MORE than 150 empty homes have now been brought back into use under a council scheme but there are fresh calls for more two-bedroom houses to be a priority to help those affected from the controversial bedroom tax.
The Hartlepool Borough Council scheme is aimed at revamping areas which have been blighted by empty and derelict properties.
Councillors sitting on the council’s regeneration services committee met recently to discuss the latest figures, which involve negotiations between owners, agreed sales, some enforced sales and also a compulsory purchase order.
The original target was to transform 48 homes at an average cost of £55,000, which includes buying and renovating the house.
But Damien Wilson, the council’s assistant director of regeneration, said between 150 and 160 properties had now been brought back into use.
Council leader Christopher Akers-Belcher called for areas with two-bedroom houses to be prioritised to help provide accommodation for those that need to move out of their own homes as a result of the bedroom tax, which came into force on April 1.

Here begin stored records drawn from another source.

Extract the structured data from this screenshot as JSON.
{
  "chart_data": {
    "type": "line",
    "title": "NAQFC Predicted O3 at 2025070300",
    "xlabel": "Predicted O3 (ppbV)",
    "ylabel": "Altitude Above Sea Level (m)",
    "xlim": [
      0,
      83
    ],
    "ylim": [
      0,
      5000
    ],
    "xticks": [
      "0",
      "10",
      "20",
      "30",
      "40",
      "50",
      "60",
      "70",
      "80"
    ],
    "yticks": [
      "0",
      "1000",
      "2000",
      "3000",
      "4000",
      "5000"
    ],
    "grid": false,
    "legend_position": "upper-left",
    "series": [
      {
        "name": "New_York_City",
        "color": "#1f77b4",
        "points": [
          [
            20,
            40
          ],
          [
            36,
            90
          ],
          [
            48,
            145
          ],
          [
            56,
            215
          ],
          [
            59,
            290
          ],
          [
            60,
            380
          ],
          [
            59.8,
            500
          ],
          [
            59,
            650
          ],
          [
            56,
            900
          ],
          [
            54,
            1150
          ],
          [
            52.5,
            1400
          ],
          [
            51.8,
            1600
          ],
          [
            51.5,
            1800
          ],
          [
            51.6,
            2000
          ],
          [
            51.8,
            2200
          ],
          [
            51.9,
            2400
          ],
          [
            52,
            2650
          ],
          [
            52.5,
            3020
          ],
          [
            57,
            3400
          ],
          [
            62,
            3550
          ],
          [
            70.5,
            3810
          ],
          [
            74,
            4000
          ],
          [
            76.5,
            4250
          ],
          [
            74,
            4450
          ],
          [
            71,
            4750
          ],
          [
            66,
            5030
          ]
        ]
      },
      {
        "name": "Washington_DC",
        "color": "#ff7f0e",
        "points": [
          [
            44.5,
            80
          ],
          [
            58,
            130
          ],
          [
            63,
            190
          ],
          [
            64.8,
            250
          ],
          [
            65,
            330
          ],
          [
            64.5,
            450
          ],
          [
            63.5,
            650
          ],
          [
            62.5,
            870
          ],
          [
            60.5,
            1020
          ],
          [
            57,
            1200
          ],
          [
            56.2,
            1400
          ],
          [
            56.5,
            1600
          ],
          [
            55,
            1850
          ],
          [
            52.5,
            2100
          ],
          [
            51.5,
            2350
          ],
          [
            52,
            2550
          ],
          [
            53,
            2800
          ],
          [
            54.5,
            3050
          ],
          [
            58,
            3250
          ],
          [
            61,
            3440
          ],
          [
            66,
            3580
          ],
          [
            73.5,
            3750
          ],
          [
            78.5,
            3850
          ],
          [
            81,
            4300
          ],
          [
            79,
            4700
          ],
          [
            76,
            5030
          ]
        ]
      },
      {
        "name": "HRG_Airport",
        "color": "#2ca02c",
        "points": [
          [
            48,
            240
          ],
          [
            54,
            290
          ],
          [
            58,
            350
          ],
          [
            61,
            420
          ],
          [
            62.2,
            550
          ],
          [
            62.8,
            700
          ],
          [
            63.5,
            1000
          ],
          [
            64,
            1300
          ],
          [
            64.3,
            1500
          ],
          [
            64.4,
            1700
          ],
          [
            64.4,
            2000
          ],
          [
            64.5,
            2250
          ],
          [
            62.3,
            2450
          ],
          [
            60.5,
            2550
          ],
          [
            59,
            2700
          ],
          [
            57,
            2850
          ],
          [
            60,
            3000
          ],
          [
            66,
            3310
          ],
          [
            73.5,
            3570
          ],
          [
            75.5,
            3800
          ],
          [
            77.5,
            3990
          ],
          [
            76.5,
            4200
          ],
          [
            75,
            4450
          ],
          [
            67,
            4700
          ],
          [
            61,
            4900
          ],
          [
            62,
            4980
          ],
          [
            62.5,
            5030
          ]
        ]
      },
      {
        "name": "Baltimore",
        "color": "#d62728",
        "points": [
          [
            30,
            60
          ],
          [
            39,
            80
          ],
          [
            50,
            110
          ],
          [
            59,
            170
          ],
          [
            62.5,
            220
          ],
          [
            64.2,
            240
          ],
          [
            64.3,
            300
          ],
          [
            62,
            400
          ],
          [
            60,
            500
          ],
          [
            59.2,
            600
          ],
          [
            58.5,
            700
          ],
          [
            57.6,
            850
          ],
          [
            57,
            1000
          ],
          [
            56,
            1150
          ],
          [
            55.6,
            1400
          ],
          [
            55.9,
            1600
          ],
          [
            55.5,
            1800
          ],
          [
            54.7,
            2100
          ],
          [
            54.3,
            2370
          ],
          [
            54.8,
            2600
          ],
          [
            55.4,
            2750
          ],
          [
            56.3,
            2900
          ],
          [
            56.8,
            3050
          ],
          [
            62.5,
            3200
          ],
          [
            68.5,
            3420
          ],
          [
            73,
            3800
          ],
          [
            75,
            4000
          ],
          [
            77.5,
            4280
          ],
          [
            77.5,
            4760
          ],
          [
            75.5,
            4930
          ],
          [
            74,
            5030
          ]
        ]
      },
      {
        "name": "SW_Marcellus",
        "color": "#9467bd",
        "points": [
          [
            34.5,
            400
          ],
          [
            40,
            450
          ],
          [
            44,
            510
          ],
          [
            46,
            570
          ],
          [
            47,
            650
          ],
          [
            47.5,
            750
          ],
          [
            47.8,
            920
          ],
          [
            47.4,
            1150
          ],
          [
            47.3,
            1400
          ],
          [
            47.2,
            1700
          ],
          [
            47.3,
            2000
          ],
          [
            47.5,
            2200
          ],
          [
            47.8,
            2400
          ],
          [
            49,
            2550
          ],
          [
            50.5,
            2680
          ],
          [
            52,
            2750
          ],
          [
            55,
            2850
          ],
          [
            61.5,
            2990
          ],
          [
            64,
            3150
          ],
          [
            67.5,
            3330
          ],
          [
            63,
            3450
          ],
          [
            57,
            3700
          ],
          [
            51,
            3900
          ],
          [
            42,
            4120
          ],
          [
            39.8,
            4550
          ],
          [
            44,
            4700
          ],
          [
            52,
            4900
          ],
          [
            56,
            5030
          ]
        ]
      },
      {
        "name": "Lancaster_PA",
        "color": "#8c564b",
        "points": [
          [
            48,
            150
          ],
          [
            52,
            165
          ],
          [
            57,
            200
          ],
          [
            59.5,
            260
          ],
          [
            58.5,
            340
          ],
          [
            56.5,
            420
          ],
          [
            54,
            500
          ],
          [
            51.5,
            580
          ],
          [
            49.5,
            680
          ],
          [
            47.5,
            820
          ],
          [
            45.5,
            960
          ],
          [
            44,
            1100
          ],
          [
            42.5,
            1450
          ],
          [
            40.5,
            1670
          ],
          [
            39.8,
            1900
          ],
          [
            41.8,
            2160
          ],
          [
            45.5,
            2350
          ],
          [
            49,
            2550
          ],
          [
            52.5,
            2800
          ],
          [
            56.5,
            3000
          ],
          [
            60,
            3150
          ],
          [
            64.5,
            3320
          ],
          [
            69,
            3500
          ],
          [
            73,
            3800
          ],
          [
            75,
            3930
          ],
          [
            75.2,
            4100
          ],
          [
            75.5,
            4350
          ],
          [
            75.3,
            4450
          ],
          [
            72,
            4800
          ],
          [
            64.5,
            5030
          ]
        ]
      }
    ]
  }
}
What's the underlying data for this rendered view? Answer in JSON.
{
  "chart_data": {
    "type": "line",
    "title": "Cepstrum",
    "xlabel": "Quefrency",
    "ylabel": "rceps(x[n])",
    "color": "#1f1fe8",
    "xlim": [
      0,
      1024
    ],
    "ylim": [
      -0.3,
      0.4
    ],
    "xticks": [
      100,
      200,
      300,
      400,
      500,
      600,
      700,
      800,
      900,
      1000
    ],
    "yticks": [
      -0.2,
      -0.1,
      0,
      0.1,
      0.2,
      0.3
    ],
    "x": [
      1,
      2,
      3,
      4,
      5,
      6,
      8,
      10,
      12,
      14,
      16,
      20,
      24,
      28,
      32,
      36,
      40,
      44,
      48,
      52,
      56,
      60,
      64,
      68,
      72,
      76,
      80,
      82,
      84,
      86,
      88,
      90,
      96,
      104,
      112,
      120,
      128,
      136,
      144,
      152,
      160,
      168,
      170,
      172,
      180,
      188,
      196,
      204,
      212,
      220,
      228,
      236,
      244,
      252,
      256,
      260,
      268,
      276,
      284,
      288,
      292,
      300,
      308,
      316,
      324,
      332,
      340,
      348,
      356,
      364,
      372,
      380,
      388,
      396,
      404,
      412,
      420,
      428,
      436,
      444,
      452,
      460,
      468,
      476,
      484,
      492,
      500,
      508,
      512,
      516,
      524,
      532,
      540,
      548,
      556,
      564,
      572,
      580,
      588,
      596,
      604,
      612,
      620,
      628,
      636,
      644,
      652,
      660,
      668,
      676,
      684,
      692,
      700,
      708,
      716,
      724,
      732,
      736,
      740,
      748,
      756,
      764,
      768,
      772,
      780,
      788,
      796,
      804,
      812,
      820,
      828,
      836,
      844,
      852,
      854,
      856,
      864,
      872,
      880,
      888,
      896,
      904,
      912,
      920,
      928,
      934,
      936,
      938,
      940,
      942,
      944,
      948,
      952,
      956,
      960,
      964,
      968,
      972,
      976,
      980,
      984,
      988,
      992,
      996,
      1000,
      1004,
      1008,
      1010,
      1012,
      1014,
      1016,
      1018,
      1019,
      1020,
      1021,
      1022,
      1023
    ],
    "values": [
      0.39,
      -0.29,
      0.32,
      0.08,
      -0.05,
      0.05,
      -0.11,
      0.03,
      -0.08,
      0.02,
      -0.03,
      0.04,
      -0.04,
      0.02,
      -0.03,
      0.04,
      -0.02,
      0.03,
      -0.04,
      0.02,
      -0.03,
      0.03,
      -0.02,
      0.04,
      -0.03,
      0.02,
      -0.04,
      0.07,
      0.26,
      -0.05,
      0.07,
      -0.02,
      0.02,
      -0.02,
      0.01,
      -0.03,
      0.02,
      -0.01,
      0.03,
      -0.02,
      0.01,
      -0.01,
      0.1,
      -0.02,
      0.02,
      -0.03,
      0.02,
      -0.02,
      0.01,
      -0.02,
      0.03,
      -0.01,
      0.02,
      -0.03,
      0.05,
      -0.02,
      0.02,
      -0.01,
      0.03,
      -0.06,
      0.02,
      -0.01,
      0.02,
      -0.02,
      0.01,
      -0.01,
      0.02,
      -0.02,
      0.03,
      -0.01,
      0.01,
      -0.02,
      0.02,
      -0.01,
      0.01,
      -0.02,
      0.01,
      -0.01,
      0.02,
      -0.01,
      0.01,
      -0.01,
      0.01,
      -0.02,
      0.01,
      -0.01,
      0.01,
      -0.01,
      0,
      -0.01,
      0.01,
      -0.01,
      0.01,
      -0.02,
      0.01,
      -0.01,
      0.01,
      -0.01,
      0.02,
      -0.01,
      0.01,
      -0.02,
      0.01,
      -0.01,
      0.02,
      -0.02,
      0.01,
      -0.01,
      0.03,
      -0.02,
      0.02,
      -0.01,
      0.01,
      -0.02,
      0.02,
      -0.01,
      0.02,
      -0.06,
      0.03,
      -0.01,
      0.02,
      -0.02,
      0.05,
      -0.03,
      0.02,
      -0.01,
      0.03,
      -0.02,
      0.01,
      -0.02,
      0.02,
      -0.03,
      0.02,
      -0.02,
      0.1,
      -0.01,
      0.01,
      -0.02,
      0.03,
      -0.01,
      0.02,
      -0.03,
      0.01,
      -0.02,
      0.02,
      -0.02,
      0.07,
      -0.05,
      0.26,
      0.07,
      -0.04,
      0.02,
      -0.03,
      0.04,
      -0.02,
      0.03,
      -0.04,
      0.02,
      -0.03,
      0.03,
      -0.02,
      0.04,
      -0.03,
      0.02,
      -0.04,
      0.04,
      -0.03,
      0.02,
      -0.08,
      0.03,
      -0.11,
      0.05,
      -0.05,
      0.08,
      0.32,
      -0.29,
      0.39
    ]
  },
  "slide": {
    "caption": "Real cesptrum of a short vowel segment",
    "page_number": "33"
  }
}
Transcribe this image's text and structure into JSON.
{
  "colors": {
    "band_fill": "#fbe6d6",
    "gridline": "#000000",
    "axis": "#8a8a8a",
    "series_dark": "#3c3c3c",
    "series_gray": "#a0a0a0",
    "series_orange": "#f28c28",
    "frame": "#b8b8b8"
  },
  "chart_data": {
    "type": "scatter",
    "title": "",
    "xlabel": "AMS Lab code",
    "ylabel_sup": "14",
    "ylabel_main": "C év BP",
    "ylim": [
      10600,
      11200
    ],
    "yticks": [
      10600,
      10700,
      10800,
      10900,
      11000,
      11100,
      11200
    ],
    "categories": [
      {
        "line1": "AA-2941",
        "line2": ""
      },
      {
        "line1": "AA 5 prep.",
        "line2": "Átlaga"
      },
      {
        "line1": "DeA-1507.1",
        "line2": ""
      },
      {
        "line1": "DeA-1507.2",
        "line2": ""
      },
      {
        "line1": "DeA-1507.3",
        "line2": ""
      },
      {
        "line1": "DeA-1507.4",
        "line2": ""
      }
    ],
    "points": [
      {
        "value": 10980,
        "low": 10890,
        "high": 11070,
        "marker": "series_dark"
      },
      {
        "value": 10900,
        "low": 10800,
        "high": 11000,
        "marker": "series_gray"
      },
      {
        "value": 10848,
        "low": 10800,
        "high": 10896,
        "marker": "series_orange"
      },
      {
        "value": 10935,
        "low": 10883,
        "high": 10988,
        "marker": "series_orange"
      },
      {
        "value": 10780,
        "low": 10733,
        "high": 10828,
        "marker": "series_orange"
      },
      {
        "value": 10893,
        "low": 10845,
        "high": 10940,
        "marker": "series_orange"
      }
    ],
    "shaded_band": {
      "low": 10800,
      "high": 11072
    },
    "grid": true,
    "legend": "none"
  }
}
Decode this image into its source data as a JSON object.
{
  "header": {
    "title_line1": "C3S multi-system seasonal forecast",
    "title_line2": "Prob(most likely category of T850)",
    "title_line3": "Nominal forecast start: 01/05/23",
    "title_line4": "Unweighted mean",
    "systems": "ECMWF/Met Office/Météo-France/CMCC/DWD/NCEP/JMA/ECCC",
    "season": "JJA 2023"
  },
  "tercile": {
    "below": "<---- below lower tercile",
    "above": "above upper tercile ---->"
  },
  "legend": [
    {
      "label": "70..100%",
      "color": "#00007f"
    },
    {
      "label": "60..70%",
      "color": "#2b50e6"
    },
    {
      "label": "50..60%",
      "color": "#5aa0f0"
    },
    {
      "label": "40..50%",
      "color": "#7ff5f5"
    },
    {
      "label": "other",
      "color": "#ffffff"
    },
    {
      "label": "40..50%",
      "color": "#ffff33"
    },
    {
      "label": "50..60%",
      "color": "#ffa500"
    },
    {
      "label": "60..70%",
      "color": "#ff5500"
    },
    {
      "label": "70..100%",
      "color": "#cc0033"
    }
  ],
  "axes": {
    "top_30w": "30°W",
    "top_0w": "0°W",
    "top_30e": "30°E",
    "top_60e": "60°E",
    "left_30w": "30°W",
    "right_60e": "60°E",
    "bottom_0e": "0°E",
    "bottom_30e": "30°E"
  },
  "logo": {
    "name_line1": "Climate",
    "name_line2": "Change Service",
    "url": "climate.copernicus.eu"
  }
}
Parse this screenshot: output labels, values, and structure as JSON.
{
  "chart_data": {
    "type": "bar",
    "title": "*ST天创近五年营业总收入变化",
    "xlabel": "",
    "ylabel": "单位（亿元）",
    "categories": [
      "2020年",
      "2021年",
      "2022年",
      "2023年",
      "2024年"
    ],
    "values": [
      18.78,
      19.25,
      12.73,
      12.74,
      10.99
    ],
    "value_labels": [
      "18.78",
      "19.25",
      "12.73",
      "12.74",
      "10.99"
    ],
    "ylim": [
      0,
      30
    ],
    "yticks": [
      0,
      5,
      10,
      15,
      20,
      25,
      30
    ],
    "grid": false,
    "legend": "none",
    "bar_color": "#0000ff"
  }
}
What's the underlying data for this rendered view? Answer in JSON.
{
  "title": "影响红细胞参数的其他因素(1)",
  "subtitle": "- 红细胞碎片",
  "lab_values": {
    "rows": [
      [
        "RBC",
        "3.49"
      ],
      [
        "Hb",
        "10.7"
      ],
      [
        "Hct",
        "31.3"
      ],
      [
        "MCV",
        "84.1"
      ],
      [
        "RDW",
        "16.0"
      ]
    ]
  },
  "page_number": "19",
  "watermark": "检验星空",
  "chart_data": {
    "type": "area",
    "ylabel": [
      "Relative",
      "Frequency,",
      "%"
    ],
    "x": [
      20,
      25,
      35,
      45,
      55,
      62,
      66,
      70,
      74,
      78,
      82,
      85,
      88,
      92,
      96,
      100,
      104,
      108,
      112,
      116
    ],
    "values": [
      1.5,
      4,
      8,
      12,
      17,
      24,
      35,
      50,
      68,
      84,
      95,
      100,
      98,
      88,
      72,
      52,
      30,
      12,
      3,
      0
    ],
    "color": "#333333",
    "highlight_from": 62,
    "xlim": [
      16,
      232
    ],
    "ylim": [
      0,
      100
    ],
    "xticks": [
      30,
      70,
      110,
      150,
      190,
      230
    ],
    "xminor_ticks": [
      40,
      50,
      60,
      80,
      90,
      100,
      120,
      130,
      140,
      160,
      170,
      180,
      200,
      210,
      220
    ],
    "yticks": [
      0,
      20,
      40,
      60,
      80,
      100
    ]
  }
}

It affects social housing tenants in employment and those in receipt of housing benefits if they have any unoccupied rooms and households under occupancy have their benefits cut by around £13 each week for one bedroom or £22 for two bedrooms.
Coun Akers-Belcher said: “It is important people are living in properties where they won’t rack up rent arrears.”
Mr Wilson said the majority of houses brought back into use were two-bedroom and he added there was between 700 and 900 empty properties in town at any one time and that can be for a number of reasons and sometimes for a short period of time.
Officers said a list of top 20 targets had been drawn up and is constantly changing.
Recently Hartlepool was awarded £1,116,812 by the Government for a range of schemes across town involving Hartlepool Borough Council, Housing Hartlepool and Hartlepool NDC Trust.
The money will be used to buy and renovate 17 properties across town, including Morison Hall on the Headland. Nationally the Government is pumping £91m into refurbishing and bringing back into use more than 6,000 empty and derelict properties.